All of this comes before advertising a property, managing viewings, completing a tenancy agreement, collecting deposits and placing them into one of the tenancy deposit schemes approved by the Scottish Government. We're not keen on scaremongering, but with all the work involved, it's easy to see why using a professional lettings agent makes sense.

As a first-time - and maybe even a 'reluctant' - landlord, you may wonder about the costs, but the amount of hassle and time saved make up for it in the long run.

At the moment, our team manages around 400 properties across the city of Edinburgh, and our tenants are a mixture of students and professionals. Some of our landlords own one property, some rent out a larger number. All of our clients, landlords, tenants and investors, benefit from our industry knowledge, giving them the peace of mind to know they won't be the next landlord in the dock.


Wednesday 13 November 2013

The only way is up for property in Q3 of 2013

A host of stories this week confirms that the property market is continuing its recovery and we thought, we'd share the good news.

Figures from both the Office of National Statistics (ONS) and the Council of Mortgage Lenders (CML) are showing that - despite a seasonal dip in September - the last quarter has been the industry's strongest since 2007, well before the recession set in.

The CML reports that buy-to-let (BTL) lending is up 36% year on year with 43,900 loans compared to the same quarter last year. The value of these loans - £5.7 billion - even equals a rise of 43% compared to 2012.

Numbers for BTL house purchases and remortgaging also continue to grow at a healthy level.

Where the property market as a whole is concerned, house prices have risen 3.8% in the year to September, up from 3.7% in the 12 months to August.
It's a small rise, showing that the recovery continues - without a bubble.

Looking regionally, London continues to grow fastest, whilst Scotland as a whole still shows falling prices. Edinburgh itself has always enjoyed a microclimate when it came to the property industry and prices are starting to grow slowly with more growth forecast. Interesting times!

Wednesday 6 November 2013

No property price bubble in sight as BTL yields grow

For a few weeks now, there has been talk about a property price bubble getting ready to burst. With prices on the up for a few months now, more properties coming onto the market and mortgage finance options increasing, it's easy to see where the concern comes from, although it does seem to be a little premature.

This week's Halifax House Price Index confirms that there is little or no threat of a bubble as house prices are rising more slowly. The latest quarterly increase was measured at 1.6%, the slowest since May. At the same time, mortgage approvals and home sales have risen sharply compared to the same time last year.

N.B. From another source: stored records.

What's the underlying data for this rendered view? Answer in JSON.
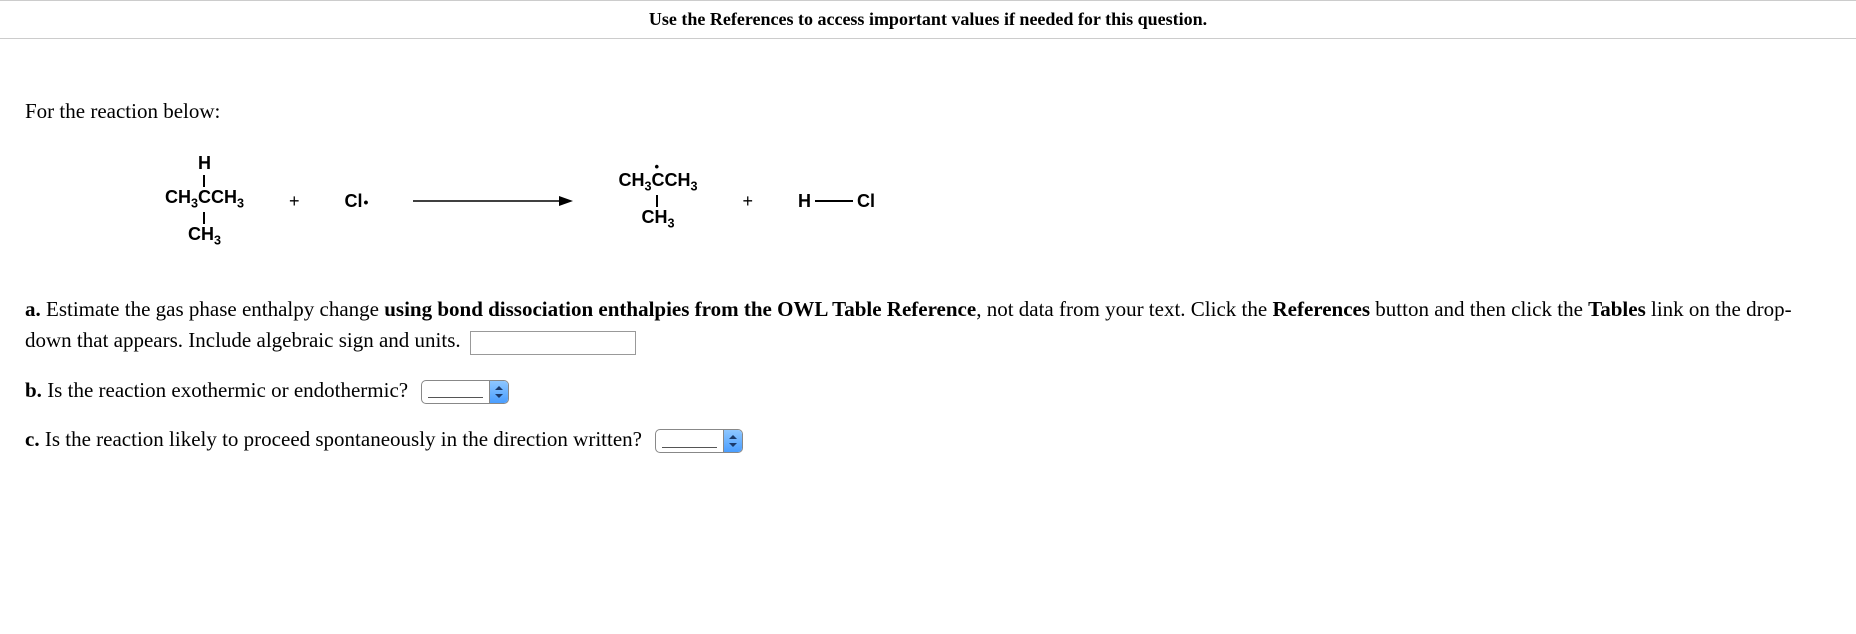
{
  "topbar": "Use the References to access important values if needed for this question.",
  "intro": "For the reaction below:",
  "reaction": {
    "reactant1": {
      "h": "H",
      "main_left": "CH",
      "main_mid": "C",
      "main_left_sub": "3",
      "main_right": "CH",
      "main_right_sub": "3",
      "bottom": "CH",
      "bottom_sub": "3"
    },
    "plus1": "+",
    "reactant2": "Cl",
    "product1": {
      "main_left": "CH",
      "main_left_sub": "3",
      "main_mid": "C",
      "main_right": "CH",
      "main_right_sub": "3",
      "bottom": "CH",
      "bottom_sub": "3"
    },
    "plus2": "+",
    "product2_h": "H",
    "product2_cl": "Cl"
  },
  "parts": {
    "a_letter": "a.",
    "a_pre": " Estimate the gas phase enthalpy change ",
    "a_bold1": "using bond dissociation enthalpies from the OWL Table Reference",
    "a_mid": ", not data from your text. Click the ",
    "a_bold2": "References",
    "a_mid2": " button and then click the ",
    "a_bold3": "Tables",
    "a_post": " link on the drop-down that appears. Include algebraic sign and units.",
    "b_letter": "b.",
    "b_text": " Is the reaction exothermic or endothermic?",
    "c_letter": "c.",
    "c_text": " Is the reaction likely to proceed spontaneously in the direction written?"
  },
  "inputs": {
    "a_value": "",
    "b_value": "",
    "c_value": ""
  }
}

Part of this development may be the beginning of the seasonal slowdown in the property market, which may see activity remaining the same or dropping slightly as the colder weather sets in.

Looking at the buy-to-let market, London property specialists Assetz are seeing continued rental yields of around 7 to 8%. Those strong yields are connected to investors having bought when prices were relatively low. However, current price rises are not strong enough to lower rental yields.

Taking the maths one step further and considering combined capital and rental yields in Edinburgh, two current examples show that there are a number of very interesting properties for investors to consider. As prices are rising (and they are in selected areas of Scotland despite the quarterly average for the country), capital growth will follow, thus adding to rental yields.

These are exciting times for investors!